The main goal of meditation is to develop mindfulness, which essentially means being aware of and observing our experiences. To do this, we need to be present and somewhat detached from what we are observing. Mindfulness is quite simple, but it can lead to profound benefits like self-acceptance, self-compassion, and appreciating the miracle of every moment in life.
We usually start by focusing on our body, noticing the physical sensations that arise. We’re not thinking about the body or visualizing it; we’re just paying relaxed attention to its sensations. Breathing is especially important because it’s the most noticeable part of our bodily experience. We can feel air flowing in and out, the rise and fall of our chest and belly, and even the contact between our skin and clothing. However, other sensations like the sound of a truck passing, a breeze, or the feeling of our seat are also part of this awareness, and it’s okay to notice them.
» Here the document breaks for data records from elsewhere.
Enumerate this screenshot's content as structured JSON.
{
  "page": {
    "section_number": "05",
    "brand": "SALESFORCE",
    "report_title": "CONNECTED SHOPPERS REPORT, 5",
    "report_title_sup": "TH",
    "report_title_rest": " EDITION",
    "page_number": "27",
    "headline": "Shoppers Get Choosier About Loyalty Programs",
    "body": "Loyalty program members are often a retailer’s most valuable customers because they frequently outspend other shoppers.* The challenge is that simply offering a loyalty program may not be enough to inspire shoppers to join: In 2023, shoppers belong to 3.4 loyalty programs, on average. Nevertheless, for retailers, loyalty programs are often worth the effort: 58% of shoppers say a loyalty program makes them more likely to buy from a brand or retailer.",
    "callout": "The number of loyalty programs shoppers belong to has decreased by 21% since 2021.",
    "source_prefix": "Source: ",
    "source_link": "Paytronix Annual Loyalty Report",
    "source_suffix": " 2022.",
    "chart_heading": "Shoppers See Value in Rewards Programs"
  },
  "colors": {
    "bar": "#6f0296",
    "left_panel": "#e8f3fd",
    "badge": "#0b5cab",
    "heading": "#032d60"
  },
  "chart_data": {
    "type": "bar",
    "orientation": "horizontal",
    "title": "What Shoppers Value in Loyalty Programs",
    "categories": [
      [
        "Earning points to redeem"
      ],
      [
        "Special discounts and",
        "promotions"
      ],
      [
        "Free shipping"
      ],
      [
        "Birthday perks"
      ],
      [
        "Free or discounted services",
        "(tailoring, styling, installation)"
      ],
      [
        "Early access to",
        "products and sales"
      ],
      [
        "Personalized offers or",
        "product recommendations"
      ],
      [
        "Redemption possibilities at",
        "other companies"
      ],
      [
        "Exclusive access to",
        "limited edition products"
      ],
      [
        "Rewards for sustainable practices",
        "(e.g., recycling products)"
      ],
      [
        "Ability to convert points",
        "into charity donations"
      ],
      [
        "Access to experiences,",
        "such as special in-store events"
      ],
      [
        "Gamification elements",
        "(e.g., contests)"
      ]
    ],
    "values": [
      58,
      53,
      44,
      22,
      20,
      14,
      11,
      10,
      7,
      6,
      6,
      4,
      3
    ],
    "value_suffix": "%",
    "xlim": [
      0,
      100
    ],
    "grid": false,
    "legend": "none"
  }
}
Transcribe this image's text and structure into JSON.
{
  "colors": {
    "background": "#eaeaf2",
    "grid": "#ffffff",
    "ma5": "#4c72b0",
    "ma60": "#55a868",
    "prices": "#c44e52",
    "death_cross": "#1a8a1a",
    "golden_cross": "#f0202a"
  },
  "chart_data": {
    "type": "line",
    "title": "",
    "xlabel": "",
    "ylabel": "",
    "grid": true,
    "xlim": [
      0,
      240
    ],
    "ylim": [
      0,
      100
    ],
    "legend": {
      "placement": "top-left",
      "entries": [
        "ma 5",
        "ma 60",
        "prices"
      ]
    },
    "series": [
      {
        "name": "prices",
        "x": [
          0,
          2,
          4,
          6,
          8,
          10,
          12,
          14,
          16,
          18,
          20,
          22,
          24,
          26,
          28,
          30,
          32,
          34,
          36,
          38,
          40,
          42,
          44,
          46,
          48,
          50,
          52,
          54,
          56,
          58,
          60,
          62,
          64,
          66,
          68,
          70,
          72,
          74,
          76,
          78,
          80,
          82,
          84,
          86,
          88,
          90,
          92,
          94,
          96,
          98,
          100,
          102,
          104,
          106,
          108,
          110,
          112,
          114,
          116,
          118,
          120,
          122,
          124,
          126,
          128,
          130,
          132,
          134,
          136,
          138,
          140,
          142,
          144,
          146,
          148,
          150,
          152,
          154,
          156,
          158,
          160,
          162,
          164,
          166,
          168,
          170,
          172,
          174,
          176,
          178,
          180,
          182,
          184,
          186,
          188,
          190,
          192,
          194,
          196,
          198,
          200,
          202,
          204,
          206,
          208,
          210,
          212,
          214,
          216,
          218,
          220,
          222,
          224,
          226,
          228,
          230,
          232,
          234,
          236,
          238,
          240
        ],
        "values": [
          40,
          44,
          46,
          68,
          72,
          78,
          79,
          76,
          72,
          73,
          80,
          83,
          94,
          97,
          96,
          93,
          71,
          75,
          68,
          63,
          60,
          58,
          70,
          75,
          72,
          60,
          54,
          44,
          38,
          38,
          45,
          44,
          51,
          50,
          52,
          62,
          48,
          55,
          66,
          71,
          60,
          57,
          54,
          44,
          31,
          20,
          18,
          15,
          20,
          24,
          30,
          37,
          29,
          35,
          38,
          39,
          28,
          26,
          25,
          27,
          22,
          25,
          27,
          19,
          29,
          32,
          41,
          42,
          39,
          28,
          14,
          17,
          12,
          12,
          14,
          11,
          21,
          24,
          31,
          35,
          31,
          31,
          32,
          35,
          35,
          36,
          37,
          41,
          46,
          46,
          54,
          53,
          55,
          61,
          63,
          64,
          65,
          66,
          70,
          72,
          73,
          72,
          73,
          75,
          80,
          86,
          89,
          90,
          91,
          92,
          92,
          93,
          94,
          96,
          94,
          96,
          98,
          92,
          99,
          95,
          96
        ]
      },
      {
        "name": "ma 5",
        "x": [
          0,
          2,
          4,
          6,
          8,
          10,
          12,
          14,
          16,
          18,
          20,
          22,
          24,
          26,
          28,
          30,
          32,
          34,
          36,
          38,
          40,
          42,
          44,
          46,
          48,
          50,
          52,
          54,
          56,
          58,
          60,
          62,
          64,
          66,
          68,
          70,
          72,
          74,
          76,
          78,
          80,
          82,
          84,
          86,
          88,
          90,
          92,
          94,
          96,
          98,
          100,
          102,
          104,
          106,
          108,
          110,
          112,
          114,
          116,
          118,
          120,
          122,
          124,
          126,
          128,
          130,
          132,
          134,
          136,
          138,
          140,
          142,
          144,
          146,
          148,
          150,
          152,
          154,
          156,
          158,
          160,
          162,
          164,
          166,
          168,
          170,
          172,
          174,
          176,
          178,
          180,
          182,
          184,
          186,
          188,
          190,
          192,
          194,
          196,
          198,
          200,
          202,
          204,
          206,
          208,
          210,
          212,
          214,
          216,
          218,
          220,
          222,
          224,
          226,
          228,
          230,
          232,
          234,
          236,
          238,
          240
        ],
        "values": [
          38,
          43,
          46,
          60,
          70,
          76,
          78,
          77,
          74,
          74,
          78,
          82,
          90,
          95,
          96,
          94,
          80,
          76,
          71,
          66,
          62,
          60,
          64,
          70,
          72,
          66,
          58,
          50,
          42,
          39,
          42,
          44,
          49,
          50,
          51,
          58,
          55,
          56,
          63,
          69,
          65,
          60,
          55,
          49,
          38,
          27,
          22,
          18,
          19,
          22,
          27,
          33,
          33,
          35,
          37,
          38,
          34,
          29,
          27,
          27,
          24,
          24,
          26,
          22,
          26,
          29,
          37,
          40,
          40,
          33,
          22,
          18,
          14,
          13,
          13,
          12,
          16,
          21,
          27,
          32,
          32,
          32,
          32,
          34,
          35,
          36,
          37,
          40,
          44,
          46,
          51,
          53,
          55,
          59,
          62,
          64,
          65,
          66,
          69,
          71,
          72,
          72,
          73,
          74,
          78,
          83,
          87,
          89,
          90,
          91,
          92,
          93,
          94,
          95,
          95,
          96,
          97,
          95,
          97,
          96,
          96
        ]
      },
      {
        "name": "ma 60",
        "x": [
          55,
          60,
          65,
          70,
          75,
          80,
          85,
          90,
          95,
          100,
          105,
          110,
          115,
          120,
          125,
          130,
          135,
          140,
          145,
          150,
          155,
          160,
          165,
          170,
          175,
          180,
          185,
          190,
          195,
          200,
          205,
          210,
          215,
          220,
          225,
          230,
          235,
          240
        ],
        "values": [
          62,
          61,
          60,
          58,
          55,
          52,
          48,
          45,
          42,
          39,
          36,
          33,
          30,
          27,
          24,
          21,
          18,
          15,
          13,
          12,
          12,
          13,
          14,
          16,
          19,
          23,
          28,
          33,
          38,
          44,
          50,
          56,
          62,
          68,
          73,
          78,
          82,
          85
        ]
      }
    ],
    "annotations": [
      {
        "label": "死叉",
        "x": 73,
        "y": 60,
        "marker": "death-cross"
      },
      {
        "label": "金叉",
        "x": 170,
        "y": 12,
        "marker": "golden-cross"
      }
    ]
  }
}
Our mind will still generate thoughts, and sometimes these thoughts will pull our attention away from our sensory experience back into our mental world. We might find ourselves planning tasks, replaying conversations, or worrying about our meditation technique. This is natural and unavoidable. Whenever we notice that we’ve been distracted, we gently return our focus to our body and breathing.
New meditators often feel frustrated by how much their mind wanders. It’s important to accept that distraction is normal and to treat ourselves with compassion when it happens. Getting distracted isn’t failing; it’s just being human. Each time we notice our distraction, it’s an opportunity to be kind to ourselves and gently bring our focus back to our breathing. I often tell meditation students to think of it like gently returning a lost kitten to its mother. Distractions are opportunities to practice self-compassion.
Practicing self-kindness also includes how we sit during meditation. Holding our body tensely or forcing ourselves into an uncomfortable posture can be unkind. Many people want to sit cross-legged even if their bodies aren’t flexible enough for it. There’s no need to impress anyone, and there’s no perfect posture. Comfort is key. Avoid slumping as it compresses the chest and makes breathing and staying attentive harder. Instead, find a posture that is both relaxed and upright, embodying a sense of dignity.
Lying down can also hinder mindfulness because it often makes us drowsy or even leads us to fall asleep. If you must lie down due to an injury, you’ll have to work with any resultant sleepiness.
Mindfulness helps us appreciate the simple miracle of being alive. It allows us to become a kind and compassionate presence to ourselves, not just during meditation but in all areas of our lives.